Até um deputado banana consegue um assessor que aceita ser laranja. Recebe o tutu, sem mesmo corar as maçãs de seu rosto. O povo que pague o pato: que vá às favas! Além do mais, tem de aturar propaganda política, osso duro de roer. Candidatos falam batatas, prometem pão, prometem circo. Tudo farinha do mesmo saco. Difícil escolher.

Aécio e Alckmin reprisam a política do café-com-leite, puxando a sardinha pro PSDB. Dão entrevistas, pomposos, mas se questionados, enchem linguiça, inventam firulas, como quiabo escorregam, inventam mentiras rocambolescas e gato por lebre nos querem vender. Douram a pílula, mas o que se vê é picolé de chuchu. Ou lula requentada, por que não? O certo é que essa política está um angu-de-caroço, intragável! Embananam tudo, fazem marmeladas, atolam o pé na jaca e, ao final, nos servem pizza! É um prato muito indigesto, ora pois!
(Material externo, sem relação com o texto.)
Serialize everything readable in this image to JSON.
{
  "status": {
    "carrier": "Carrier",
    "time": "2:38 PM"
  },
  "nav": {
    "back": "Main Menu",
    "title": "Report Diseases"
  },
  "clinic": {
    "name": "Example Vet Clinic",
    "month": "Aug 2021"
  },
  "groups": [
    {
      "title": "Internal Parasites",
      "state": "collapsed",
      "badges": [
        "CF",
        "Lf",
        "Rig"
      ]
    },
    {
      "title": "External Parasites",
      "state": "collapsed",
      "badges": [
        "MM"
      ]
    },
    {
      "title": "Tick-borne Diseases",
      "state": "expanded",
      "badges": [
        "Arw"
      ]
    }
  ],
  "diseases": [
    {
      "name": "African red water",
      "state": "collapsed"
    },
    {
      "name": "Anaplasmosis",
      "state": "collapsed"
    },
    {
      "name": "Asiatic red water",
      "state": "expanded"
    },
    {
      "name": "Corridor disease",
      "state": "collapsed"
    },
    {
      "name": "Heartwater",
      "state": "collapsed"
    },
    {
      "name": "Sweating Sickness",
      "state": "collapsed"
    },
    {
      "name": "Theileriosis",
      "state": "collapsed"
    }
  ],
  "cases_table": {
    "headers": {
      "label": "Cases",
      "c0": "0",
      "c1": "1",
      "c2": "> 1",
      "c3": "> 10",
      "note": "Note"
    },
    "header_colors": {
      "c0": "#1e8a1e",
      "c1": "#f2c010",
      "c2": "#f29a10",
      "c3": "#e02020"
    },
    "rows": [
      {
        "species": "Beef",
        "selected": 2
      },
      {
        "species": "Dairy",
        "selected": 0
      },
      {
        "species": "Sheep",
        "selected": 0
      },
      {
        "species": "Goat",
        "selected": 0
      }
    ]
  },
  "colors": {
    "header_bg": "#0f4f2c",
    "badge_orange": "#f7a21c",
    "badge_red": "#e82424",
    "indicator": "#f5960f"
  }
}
A moça da TV tem lábios de mel. É mesmo uma uva e com olhos de amêndoa oferece produtos a cada intervalo. Pipocam ofertas e logo compramos. Depois, o que resta? Um tremendo abacaxi: pagar as contas do cartão de crédito, não é? O operário, coitado, come o pão que o diabo amassou. Do salário não sobra sequer um tostão. Se não pagar: cana!

E eu por aqui, queimando o tutano. Não tenho recurso senão inventar: misturo as palavras, invento bobagens, não sei se é salada ou sopa de letras.